The economic shifts affecting Australia, new trade deals, and fluctuating interest rates mean the financial year 2017 will be an interesting one for small businesses.

With the new financial year fast approaching, it’s time to put strategies in place that will bolster your business’s bottom line. Credit insurance can play a key role in assuring cashflow, and is an important first step to preparing for the coming year.

There are five reasons to get credit insurance in order before the end of June:

  1. Manage cashflow for peace of mind

Healthy cashflow is a sign of a healthy business. If your cashflow is interrupted, it could mean that your staff can’t be paid, new stock can’t be purchased, and your business may grind to a halt. There are a number of things that can affect the cashflow of your businesses. One of the biggest is non-payment or late-payment by customers for the goods and services you provide.

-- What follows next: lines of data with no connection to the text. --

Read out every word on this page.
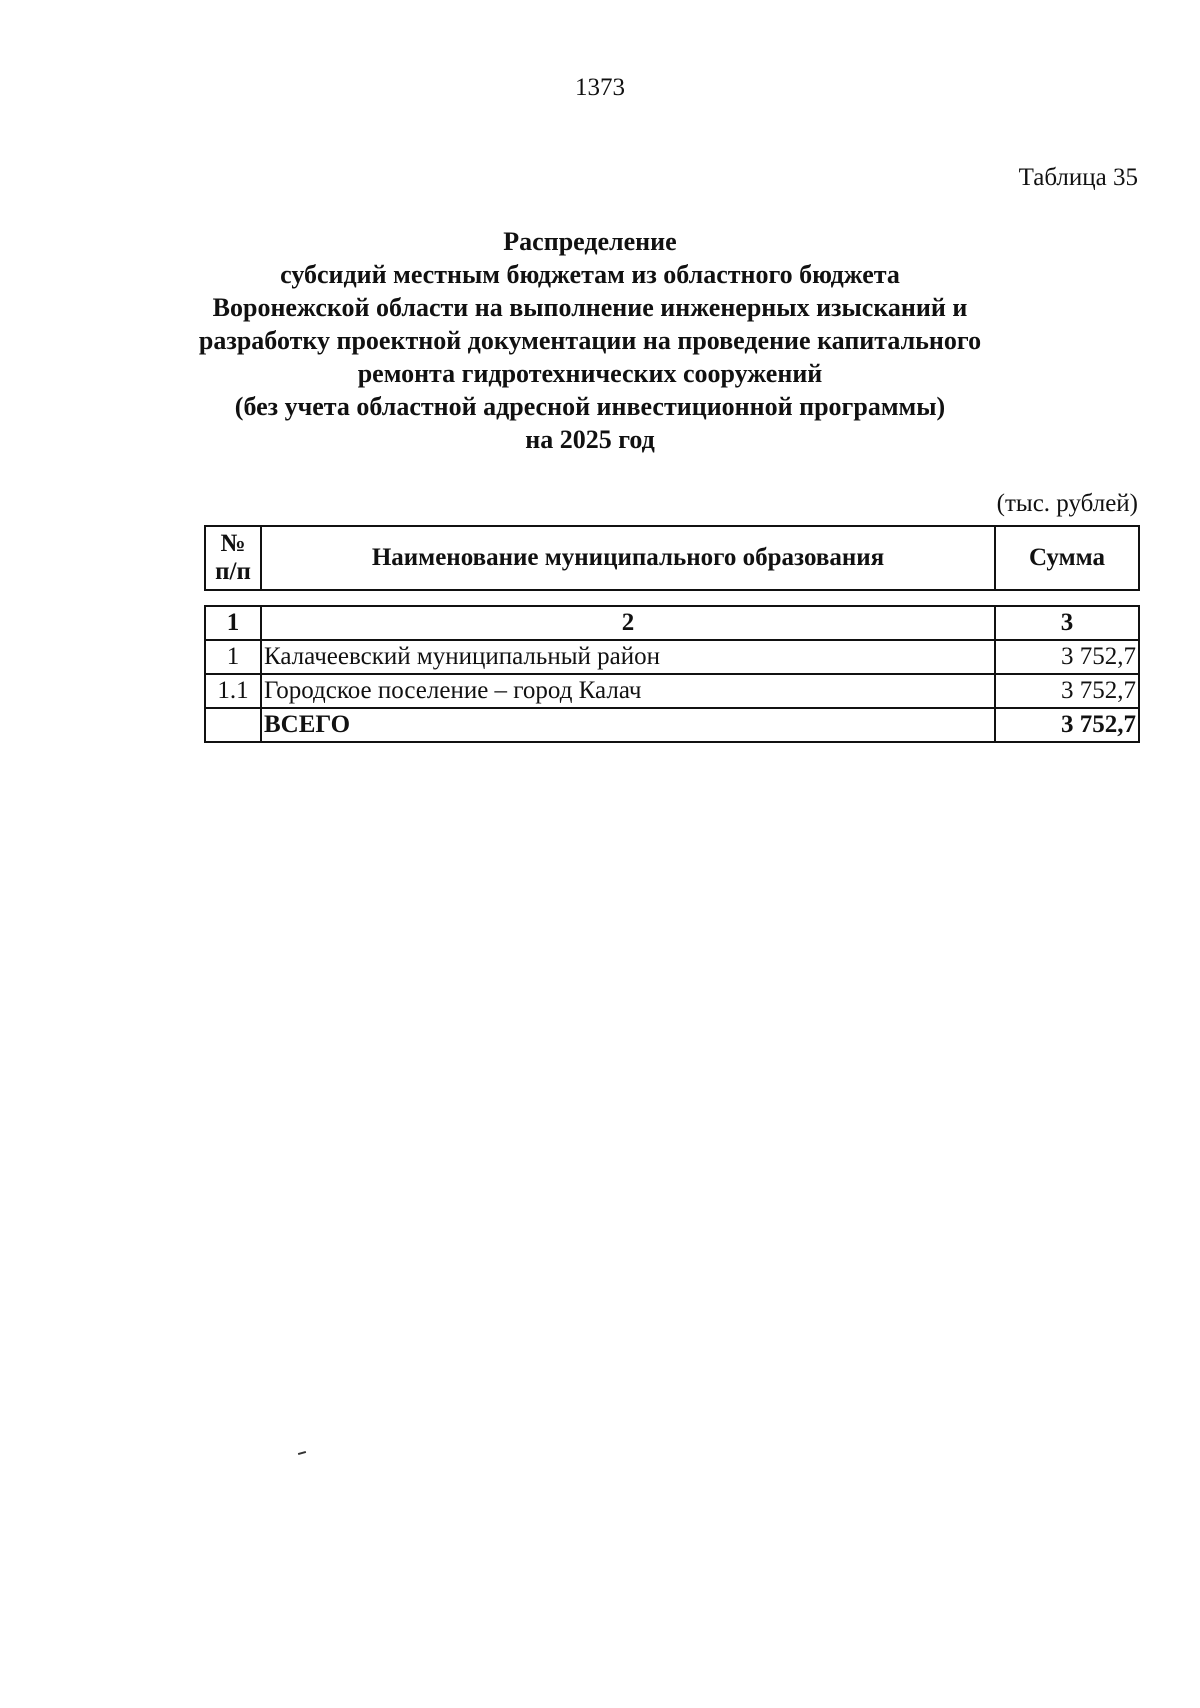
1373
Таблица 35
Распределение
субсидий местным бюджетам из областного бюджета
Воронежской области на выполнение инженерных изысканий и
разработку проектной документации на проведение капитального
ремонта гидротехнических сооружений
(без учета областной адресной инвестиционной программы)
на 2025 год
(тыс. рублей)
№
п/п
	Наименование муниципального образования	Сумма
1	2	3
1	Калачеевский муниципальный район	3 752,7
1.1	Городское поселение – город Калач	3 752,7
	ВСЕГО	3 752,7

Other factors might include market pressures, such as diminished demand, heightened supply, or a soft economic climate.

While most of the factors that contribute to cashflow interruptions may be out of your hands, taking on credit insurance means you have a safety net that lets you trade confidently in the face of slow payment.

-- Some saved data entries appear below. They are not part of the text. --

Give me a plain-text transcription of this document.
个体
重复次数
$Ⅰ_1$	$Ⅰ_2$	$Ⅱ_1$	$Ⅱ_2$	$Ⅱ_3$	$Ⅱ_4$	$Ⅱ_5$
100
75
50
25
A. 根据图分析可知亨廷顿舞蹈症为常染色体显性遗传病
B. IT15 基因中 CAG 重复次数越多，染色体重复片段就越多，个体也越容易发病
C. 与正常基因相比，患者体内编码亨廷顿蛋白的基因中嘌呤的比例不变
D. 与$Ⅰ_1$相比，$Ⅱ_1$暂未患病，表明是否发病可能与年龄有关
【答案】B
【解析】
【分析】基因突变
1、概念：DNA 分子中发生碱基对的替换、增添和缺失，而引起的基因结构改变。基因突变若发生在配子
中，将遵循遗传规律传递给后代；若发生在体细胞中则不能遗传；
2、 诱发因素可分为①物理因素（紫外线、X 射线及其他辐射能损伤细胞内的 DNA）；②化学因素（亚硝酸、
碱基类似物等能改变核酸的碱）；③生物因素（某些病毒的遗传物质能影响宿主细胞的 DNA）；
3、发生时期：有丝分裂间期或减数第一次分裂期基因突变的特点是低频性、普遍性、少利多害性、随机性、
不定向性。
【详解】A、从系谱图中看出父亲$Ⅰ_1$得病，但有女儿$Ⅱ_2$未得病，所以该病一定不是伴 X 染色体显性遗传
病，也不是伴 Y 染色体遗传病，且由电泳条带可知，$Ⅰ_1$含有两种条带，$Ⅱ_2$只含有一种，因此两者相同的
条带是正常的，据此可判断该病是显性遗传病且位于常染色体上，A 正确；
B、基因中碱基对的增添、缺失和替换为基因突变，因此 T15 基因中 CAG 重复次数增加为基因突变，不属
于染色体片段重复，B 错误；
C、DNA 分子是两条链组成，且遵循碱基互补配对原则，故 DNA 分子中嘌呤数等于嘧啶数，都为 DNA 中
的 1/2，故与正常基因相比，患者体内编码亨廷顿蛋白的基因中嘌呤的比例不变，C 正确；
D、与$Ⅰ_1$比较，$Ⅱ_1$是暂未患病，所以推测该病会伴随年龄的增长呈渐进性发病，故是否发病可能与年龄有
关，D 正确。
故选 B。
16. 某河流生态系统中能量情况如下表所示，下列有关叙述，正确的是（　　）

  1. Flexible payment terms

Credit insurance can provide a financial buffer zone if a customer is unable or unwilling to pay outstanding invoices. This means that your business can be more flexible with terms of trade and extend the payment period if needed.

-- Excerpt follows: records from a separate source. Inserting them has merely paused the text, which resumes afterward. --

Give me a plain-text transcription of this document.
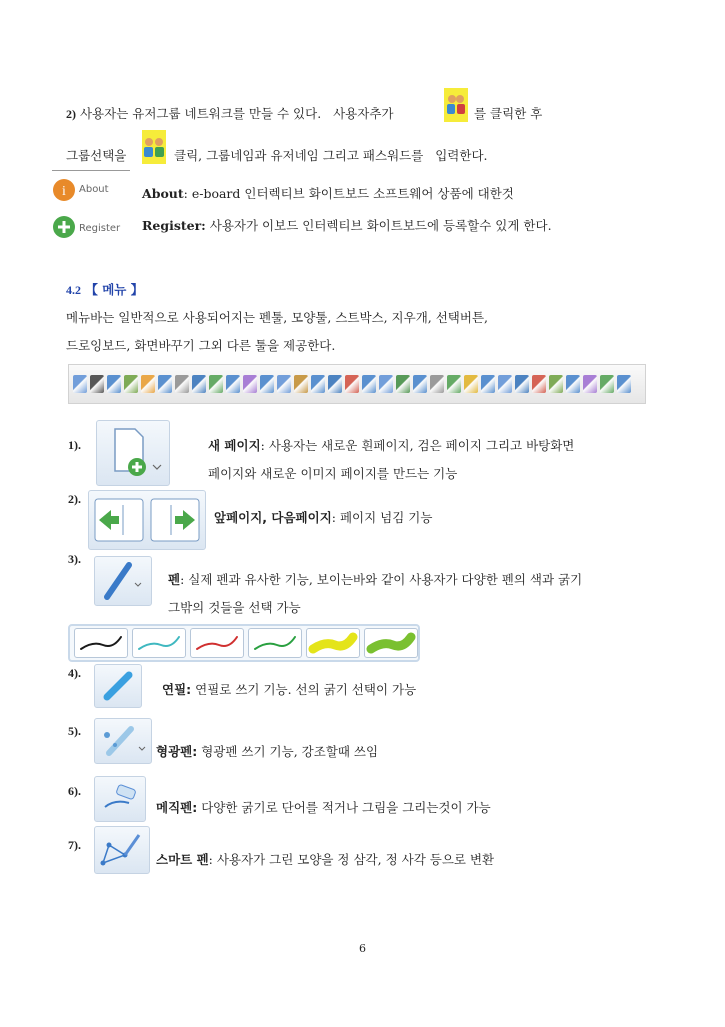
2) 사용자는 유저그룹 네트워크를 만들 수 있다. 사용자추가	를 클릭한 후
그룹선택을	클릭, 그룹네임과 유저네임 그리고 패스워드를 입력한다.
i About	About: e-board 인터렉티브 화이트보드 소프트웨어 상품에 대한것
Register Register: 사용자가 이보드 인터렉티브 화이트보드에 등록할수 있게 한다.
4.2 【 메뉴 】
메뉴바는 일반적으로 사용되어지는 펜툴, 모양툴, 스트박스, 지우개, 선택버튼,
드로잉보드, 화면바꾸기 그외 다른 툴을 제공한다.
1).	새 페이지: 사용자는 새로운 흰페이지, 검은 페이지 그리고 바탕화면
페이지와 새로운 이미지 페이지를 만드는 기능
2).
앞페이지, 다음페이지: 페이지 넘김 기능
3).
펜: 실제 펜과 유사한 기능, 보이는바와 같이 사용자가 다양한 펜의 색과 굵기
그밖의 것들을 선택 가능
4).
연필: 연필로 쓰기 기능. 선의 굵기 선택이 가능
5).
형광펜: 형광펜 쓰기 기능, 강조할때 쓰임
6).
메직펜: 다양한 굵기로 단어를 적거나 그림을 그리는것이 가능
7).
스마트 펜: 사용자가 그린 모양을 정 삼각, 정 사각 등으로 변환
6
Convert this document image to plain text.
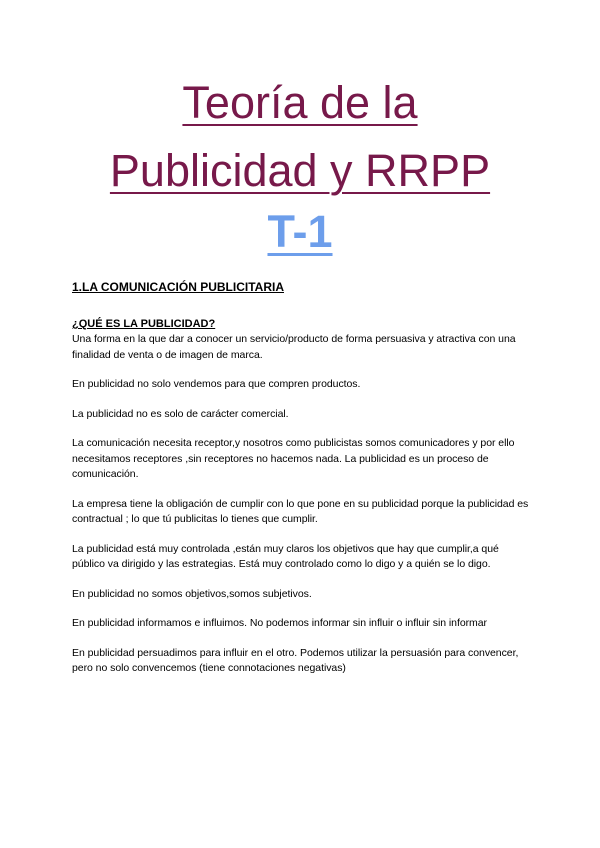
Teoría de la
Publicidad y RRPP
T-1
1.LA COMUNICACIÓN PUBLICITARIA

¿QUÉ ES LA PUBLICIDAD?

Una forma en la que dar a conocer un servicio/producto de forma persuasiva y atractiva con una finalidad de venta o de imagen de marca.

En publicidad no solo vendemos para que compren productos.

La publicidad no es solo de carácter comercial.

La comunicación necesita receptor,y nosotros como publicistas somos comunicadores y por ello necesitamos receptores ,sin receptores no hacemos nada. La publicidad es un proceso de comunicación.

La empresa tiene la obligación de cumplir con lo que pone en su publicidad porque la publicidad es contractual ; lo que tú publicitas lo tienes que cumplir.

La publicidad está muy controlada ,están muy claros los objetivos que hay que cumplir,a qué público va dirigido y las estrategias. Está muy controlado como lo digo y a quién se lo digo.

En publicidad no somos objetivos,somos subjetivos.

En publicidad informamos e influimos. No podemos informar sin influir o influir sin informar

En publicidad persuadimos para influir en el otro. Podemos utilizar la persuasión para convencer, pero no solo convencemos (tiene connotaciones negativas)
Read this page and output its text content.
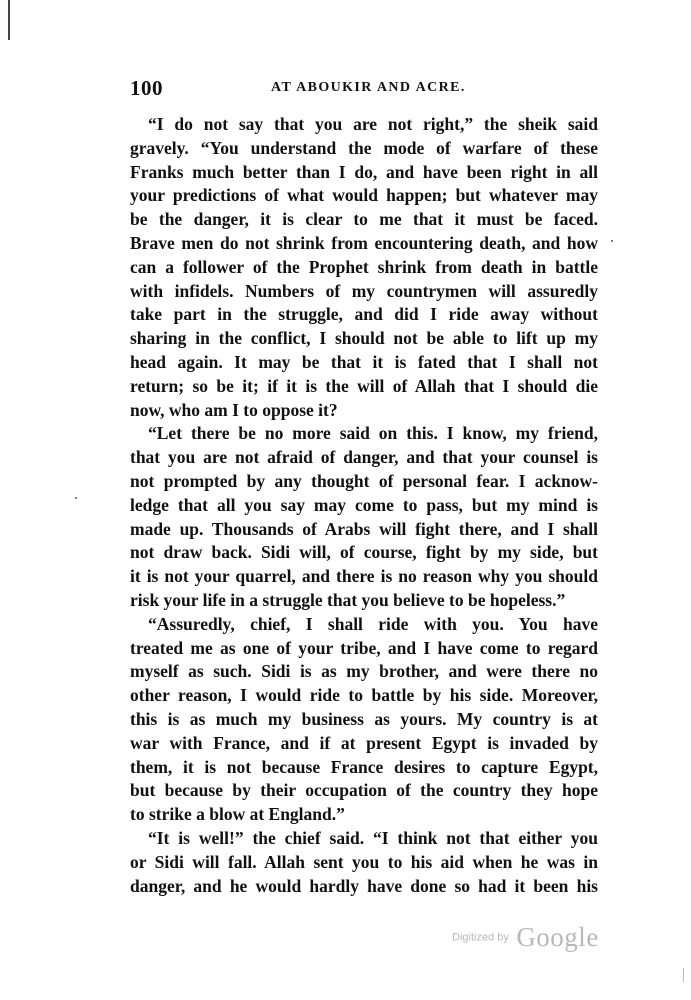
100	AT ABOUKIR AND ACRE.
“I do not say that you are not right,” the sheik said
gravely. “You understand the mode of warfare of these
Franks much better than I do, and have been right in all
your predictions of what would happen; but whatever may
be the danger, it is clear to me that it must be faced.
Brave men do not shrink from encountering death, and how
can a follower of the Prophet shrink from death in battle
with infidels. Numbers of my countrymen will assuredly
take part in the struggle, and did I ride away without
sharing in the conflict, I should not be able to lift up my
head again. It may be that it is fated that I shall not
return; so be it; if it is the will of Allah that I should die
now, who am I to oppose it?
“Let there be no more said on this. I know, my friend,
that you are not afraid of danger, and that your counsel is
not prompted by any thought of personal fear. I acknow-
ledge that all you say may come to pass, but my mind is
made up. Thousands of Arabs will fight there, and I shall
not draw back. Sidi will, of course, fight by my side, but
it is not your quarrel, and there is no reason why you should
risk your life in a struggle that you believe to be hopeless.”
“Assuredly, chief, I shall ride with you. You have
treated me as one of your tribe, and I have come to regard
myself as such. Sidi is as my brother, and were there no
other reason, I would ride to battle by his side. Moreover,
this is as much my business as yours. My country is at
war with France, and if at present Egypt is invaded by
them, it is not because France desires to capture Egypt,
but because by their occupation of the country they hope
to strike a blow at England.”
“It is well!” the chief said. “I think not that either you
or Sidi will fall. Allah sent you to his aid when he was in
danger, and he would hardly have done so had it been his
Digitized by Google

  1. Increase credit lines

Credit insurance can enhance the value of a business’s debtor portfolio, meaning that trade financiers are more likely to offer increased lines of credit. This can lower the cost of borrowing and broaden the scope of the business.

  1. Reduce exposure to risks

Offices and equipment are often the first assets businesses insure. However, one of the largest assets on the balance sheet, trade receivables, is commonly left uninsured and vulnerable to risk. The average business receivables asset makes up about 30% to 40% of the ledger, meaning that without appropriate credit insurance, your business is exposed to significant risks.

  1. Gain insight

A good trade credit insurer will add value to your business by acting as your eyes and ears on the ground, checking that prospective customers’ stability, creditworthiness, and market reputations meet the required standards. This can give your business more valuable insight than a cursory review may reveal, and help you be better informed to make strategic business decisions.